Whereas the Braggs worked together at first but followed parallel careers after the first world war, the Thomsons collaborated on positive rays both before and after the war.  The two families were also close – JJ helped promote Bragg senior’s career, and their sons were lifelong friends, spending many summer holidays together on GP’s yacht, Fortuna. 

Favouring the merging of chemistry and physics, JJ considered the separation ended in his book, The electron in chemistry (1923). In his 1882 prize essay, JJ gave mathematical support to the vortex atom theory of chemical bonding of William Thomson, Lord Kelvin, who had thrice declined the Cavendish chair at the University of Cambridge, UK, which JJ accepted in 1884.

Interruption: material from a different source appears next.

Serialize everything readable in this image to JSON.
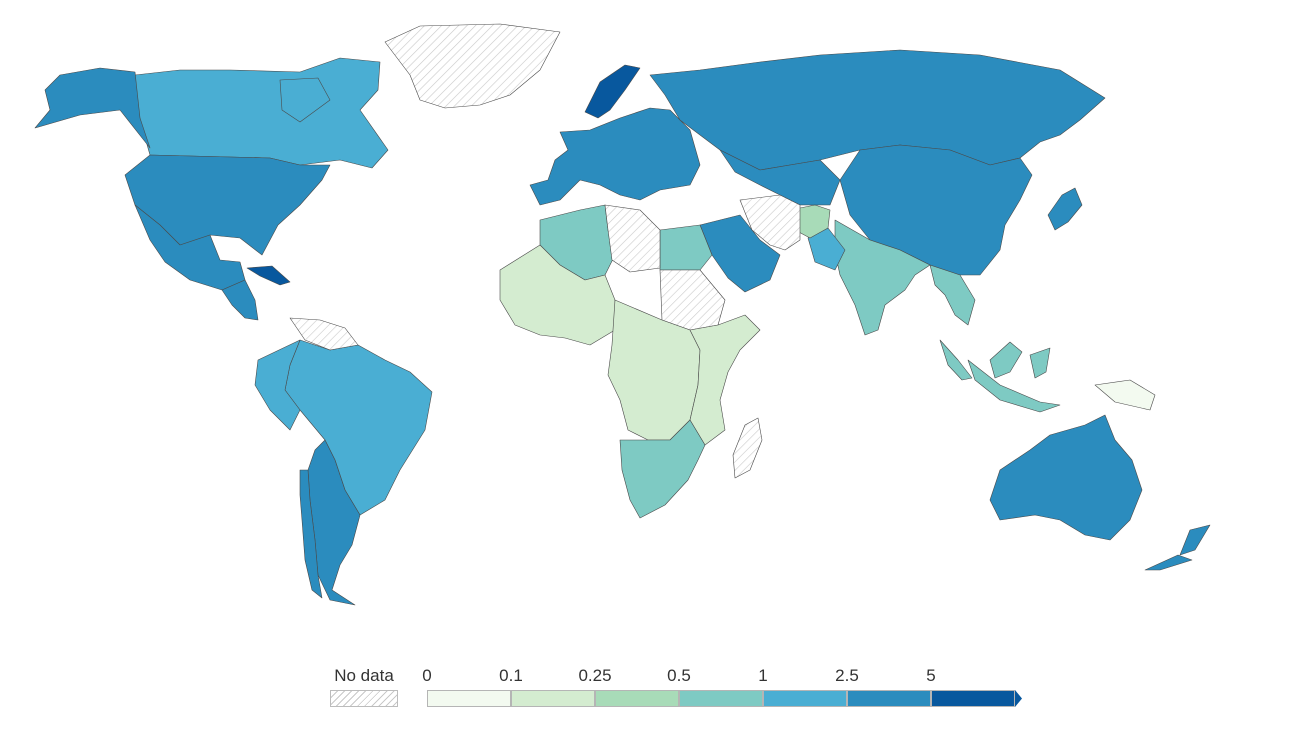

While JJ spent his career at the University of Cambridge, GP, whose education was immersed in Cambridge, took chairs at the University of Aberdeen and Imperial College London, UK, plus a spell at Cornell University in New York, US. Both proclaimed the industrial value of pure research and each eventually became Master of a Cambridge college, with JJ’s eccentricity increasing.

In the absence of full biographies of father and son, this book provides a short joint history of the electron and the Thomsons (especially JJ), and their interactions, with an emphasis on emerging science in the 1920s and early 1930s. The author – a science historian with considerable academic experience in England and Germany – has produced a scholarly and readable account of developments that underlie modern chemistry. He points out that each Thomson had apparatus that could be adapted following, respectively, the discovery of x-rays and the emergence of wave–particle dualism. 

Time lines would have been helpful, but Navarro’s thoughtful narrative should appeal to both historians and chemists.